The regional manager was pissed by the lack of cleanliness, so he wanted us to work 45 minutes unpaid, not just 30 minutes. No way. They were not paying us big bucks and stock options. I was earning slightly more than minimum wage. I was willing to give them 30 minutes of daily unpaid labor, but I wasn’t going to give them 45 minutes. If the company really valued cleanliness, they should’ve hired a janitor or paid us for our free time. But they didn’t.

So the regional manager punished the staff by removing the table from the employee break room. This meant we had to eat lunch with the food on our lap, or in our car.

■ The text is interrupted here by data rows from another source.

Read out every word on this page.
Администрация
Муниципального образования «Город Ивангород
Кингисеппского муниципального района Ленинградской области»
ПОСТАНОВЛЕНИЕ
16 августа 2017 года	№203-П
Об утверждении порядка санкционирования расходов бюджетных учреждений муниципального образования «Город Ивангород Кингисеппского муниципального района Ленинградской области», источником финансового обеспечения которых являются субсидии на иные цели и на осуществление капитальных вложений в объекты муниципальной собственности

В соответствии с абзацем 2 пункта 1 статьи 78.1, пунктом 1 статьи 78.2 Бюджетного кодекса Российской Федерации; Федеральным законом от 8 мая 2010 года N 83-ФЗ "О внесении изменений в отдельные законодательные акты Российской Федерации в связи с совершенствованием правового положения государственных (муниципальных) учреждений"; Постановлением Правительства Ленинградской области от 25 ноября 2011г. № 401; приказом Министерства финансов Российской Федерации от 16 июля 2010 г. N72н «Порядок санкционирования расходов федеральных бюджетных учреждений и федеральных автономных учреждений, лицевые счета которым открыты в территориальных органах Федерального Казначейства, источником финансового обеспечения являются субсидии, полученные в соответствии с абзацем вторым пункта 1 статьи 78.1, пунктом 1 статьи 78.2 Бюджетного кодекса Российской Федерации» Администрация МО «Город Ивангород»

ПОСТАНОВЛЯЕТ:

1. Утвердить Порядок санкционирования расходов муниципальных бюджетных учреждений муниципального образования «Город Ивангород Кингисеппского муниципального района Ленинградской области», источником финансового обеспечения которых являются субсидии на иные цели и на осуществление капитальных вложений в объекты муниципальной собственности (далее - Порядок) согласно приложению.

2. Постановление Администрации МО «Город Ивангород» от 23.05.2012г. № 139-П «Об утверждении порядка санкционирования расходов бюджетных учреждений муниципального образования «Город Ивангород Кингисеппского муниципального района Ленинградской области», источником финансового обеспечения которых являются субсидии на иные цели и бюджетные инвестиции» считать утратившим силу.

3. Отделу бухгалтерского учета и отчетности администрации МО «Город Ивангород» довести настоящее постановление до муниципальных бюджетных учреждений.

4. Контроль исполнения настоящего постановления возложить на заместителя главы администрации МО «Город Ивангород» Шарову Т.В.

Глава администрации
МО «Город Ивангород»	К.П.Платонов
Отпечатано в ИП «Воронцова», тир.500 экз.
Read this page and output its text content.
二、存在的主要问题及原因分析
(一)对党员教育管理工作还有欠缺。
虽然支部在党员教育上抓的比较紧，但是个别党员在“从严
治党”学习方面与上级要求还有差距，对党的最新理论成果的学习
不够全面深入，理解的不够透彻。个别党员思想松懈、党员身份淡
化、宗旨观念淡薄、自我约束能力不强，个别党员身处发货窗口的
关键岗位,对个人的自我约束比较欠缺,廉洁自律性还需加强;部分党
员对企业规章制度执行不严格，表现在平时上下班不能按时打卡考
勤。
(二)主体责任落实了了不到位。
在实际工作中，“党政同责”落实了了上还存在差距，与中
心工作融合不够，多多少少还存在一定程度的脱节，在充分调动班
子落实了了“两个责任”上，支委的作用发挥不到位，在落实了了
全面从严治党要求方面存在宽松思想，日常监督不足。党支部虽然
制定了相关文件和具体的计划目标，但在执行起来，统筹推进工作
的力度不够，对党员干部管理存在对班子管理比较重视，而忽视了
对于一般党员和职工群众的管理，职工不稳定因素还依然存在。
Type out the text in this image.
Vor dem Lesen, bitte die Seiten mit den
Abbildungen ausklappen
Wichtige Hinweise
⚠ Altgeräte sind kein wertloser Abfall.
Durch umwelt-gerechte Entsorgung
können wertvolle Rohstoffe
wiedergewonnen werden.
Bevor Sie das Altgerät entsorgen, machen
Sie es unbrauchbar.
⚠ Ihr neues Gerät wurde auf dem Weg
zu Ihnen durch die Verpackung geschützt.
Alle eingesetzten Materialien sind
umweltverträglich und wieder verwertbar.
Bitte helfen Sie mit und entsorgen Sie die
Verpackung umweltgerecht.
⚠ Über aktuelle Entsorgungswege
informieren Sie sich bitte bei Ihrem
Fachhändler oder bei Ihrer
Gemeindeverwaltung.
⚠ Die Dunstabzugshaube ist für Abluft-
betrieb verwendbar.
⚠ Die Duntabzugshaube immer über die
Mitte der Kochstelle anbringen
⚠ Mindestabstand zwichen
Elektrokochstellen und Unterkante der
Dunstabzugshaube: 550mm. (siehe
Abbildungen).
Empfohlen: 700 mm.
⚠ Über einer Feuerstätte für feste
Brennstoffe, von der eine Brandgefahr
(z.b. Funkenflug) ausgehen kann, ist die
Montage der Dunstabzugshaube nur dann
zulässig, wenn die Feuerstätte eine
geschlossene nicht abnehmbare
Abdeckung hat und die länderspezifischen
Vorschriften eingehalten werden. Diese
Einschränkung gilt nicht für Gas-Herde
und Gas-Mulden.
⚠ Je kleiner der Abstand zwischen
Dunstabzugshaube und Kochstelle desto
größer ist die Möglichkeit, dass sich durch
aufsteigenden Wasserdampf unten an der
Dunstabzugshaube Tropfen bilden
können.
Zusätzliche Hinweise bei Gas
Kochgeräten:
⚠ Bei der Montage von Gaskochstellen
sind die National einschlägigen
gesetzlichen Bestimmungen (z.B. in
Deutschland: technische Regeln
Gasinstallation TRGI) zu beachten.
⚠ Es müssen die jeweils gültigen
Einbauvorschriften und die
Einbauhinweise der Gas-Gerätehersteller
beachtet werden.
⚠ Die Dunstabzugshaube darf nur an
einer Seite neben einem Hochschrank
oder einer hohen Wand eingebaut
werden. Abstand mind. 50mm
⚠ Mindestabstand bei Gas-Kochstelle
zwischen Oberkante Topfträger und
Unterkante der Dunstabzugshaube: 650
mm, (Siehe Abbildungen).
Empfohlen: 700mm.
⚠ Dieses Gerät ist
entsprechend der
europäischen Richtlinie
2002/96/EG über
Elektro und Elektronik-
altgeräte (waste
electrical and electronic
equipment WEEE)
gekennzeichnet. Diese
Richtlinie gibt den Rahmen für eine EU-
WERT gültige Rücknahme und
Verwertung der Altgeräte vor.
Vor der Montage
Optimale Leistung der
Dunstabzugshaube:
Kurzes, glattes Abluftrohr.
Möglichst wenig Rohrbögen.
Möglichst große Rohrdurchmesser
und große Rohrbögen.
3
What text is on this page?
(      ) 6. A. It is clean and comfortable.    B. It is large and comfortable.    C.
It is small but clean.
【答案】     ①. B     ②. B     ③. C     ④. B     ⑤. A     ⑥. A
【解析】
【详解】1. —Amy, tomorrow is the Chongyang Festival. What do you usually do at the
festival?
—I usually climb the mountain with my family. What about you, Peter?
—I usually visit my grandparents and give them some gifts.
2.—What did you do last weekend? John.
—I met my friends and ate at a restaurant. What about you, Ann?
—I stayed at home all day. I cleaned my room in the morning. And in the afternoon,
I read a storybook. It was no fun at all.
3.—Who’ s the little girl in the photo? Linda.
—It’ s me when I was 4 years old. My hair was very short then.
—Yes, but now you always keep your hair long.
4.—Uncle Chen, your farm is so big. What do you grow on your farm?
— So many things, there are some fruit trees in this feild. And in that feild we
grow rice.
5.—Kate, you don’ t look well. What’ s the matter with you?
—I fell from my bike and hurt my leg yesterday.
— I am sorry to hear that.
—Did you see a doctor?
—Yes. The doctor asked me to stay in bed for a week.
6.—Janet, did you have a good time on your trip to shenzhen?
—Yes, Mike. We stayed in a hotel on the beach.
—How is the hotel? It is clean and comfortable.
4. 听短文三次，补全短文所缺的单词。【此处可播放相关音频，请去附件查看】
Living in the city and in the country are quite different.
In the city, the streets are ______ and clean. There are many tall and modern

Up until that point, my co-workers and I were relatively honest and didn’t shoplift from our own employer. But removing our lunch table was a blow to our dignity and an insult to all our hard work. We took it personally. Perhaps we should have filed a complaint with corporate headquarters or a government agency. But we got our revenge the old fashioned way: we robbed ’em blind.

Sure, we occasionally stole some big ticket merchandise and listed it on eBay. But mostly we’d ring up small cash transactions for batteries or film without offering the customer a receipt and pocketing the cash. Since there was no table for a bagged lunch, we’d use the cash to eat out at restaurants. Every. Single. Day.

Eventually, management figured out that the inventory was suspiciously out of whack, so they posted signs in the store informing customers to contact the corporate office if the customer didn’t receive a receipt. But the customers ignored the signs. (Duh.)

That lame company probably would’ve saved a ton of money just by hiring a janitor. And we would’ve had a clean store, too.